The headache that results from MOH is often called a rebound headache. As the effect of the medication wears off, the headache returns rapidly which can create a need for another dose of medication. In this way it becomes a cycle of struggle as the effects of the medication start to decline faster and the rebound headaches become more persistent. When this occurs, the chronic headache patient can become the chronic daily headache as the headaches will begin to occur greater than 15 days per month. Because of the reliance on these medications, medication overuse headache has become the 3rd most common headache disorder, and the most common cause of migraine-like symptoms.

Research has shown that this can occur regardless of the type of medication you take. It’smost frequently associated with prescription migraine medications, but it has been documented to occur in people taking over-the-counter drugs like ibuprofen. Hard pain meds like oxycontin may be used by headache patients without a doctor’s prescription, and these can tend to accelerate the process to MOH because of the way that opiods sensitize your brain.

You can read more about how pain pills can make your pain worse in this article I wrote last year:

Research: Can Pain Pills Cause More Pain Over Time?

How to Beat Medication Overuse Headaches

The easy answer is to stop taking your medications for a while because….

you can't if you dont

If you don’t understand this meme, then ask someone who is younger than 30. I promise it’s funny.

Unfortunately, biology isn’t that simple, especially if you have chronic pain.  Are there side effects to stopping a daily medication? Will you experience worse pain when you stop taking the drugs? How will you cope with the pain if you can’t take any meds? How long will this take before you can make the meds work again?

Chronic headache patients need effective non-pharmacological methods to deal with the pain of headache physiology.

One specific target for drug-less treatment of headaches is by correcting dysfunctions in the neck.

In many cases, headaches syndromes can be a result of a secondary effect of a shift in at the top of the neck. This is why chronic headache patients are some of my favorite people to see in practice because a gentle correction of the neck  has allowed us to have a very high success rate with chronic headache syndromes.

While addressing the cervical spine may not address the cause of  a medication overuse headache, it may help fix the primary source of a patient’s headache condition so that taking the medication becomes less necessary. The most common comment I get from headache patients is when they tell me that they’re taking less ibuprofen since they started getting their neck better.

A shift in the atlas can disrupt fluid in the spine and cause neuroinflammation in the brain. In some cases, this may be tied to MS.

A shift in the atlas can disrupt fluid in the spine and cause neuroinflammation in the brain. In some cases, this may be tied to MS.

Within 2 weeks of neck corrections with the NUCCA procedure, the vast majority of our headache patients experience relief in either the frequency or intensity of their daily headaches.

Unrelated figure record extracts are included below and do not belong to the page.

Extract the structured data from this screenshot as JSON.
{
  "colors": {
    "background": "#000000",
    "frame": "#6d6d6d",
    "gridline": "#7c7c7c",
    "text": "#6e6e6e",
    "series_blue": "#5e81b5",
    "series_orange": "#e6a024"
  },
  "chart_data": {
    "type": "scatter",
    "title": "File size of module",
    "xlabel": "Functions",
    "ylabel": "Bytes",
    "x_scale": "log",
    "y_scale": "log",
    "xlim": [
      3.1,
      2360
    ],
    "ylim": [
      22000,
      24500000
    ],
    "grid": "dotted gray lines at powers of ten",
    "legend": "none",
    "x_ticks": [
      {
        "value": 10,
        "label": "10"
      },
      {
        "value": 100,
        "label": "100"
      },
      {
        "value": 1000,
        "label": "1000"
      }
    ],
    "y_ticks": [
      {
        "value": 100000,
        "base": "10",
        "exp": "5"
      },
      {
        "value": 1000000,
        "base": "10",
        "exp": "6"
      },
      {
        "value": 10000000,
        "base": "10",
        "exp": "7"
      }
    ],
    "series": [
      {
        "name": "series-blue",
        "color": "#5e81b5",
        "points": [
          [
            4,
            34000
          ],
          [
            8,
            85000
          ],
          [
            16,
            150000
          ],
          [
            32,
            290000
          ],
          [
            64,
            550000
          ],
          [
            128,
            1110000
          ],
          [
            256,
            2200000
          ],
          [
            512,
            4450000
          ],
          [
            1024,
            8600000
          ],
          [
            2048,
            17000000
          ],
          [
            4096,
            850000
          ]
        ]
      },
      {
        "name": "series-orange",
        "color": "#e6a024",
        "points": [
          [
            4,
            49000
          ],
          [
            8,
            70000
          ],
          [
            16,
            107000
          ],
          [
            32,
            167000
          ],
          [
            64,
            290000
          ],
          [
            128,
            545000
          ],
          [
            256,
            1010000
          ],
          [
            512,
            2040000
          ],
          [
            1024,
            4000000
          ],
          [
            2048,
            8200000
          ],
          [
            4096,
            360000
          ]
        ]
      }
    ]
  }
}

Not All Neck Adjustments Involve Cracking

A lot of people are scared about having their neck worked on by a chiropractor. The general portrayal of a neck adjustment by viral Youtube videos can make it seem scary.

While chiropractic adjustments have a tremendous track record for safety, the bottom line is that a lot of people just don’t want their neck cracked because the sound and the motion make them really uneasy. This leads to patients tightening up their neck and bracing which can make a neck manipulation hurt in the hands of a chiropractor that is not skilled.

That’s one of the big reasons why I’ve used the NUCCA procedure throughout my career. The NUCCA procedure involves a very light pressure to correct the neck as opposed to a high velocity manipulation. By using the NUCCA procedure, the doctor is able to measure and control how much force goes into the neck, and if we have corrected the underlying dysfunction. All of this happens without the popping, twisting, or cracking of the spine.

Not all patients with headaches are good candidates for the NUCCA procedure. Only patients with a subtle shift in the top vertebra called the Atlas will benefit from the NUCCA correction. A thorough history and examination will help us determine if the Atlas is causing a problem and if it’s something that can be fixed.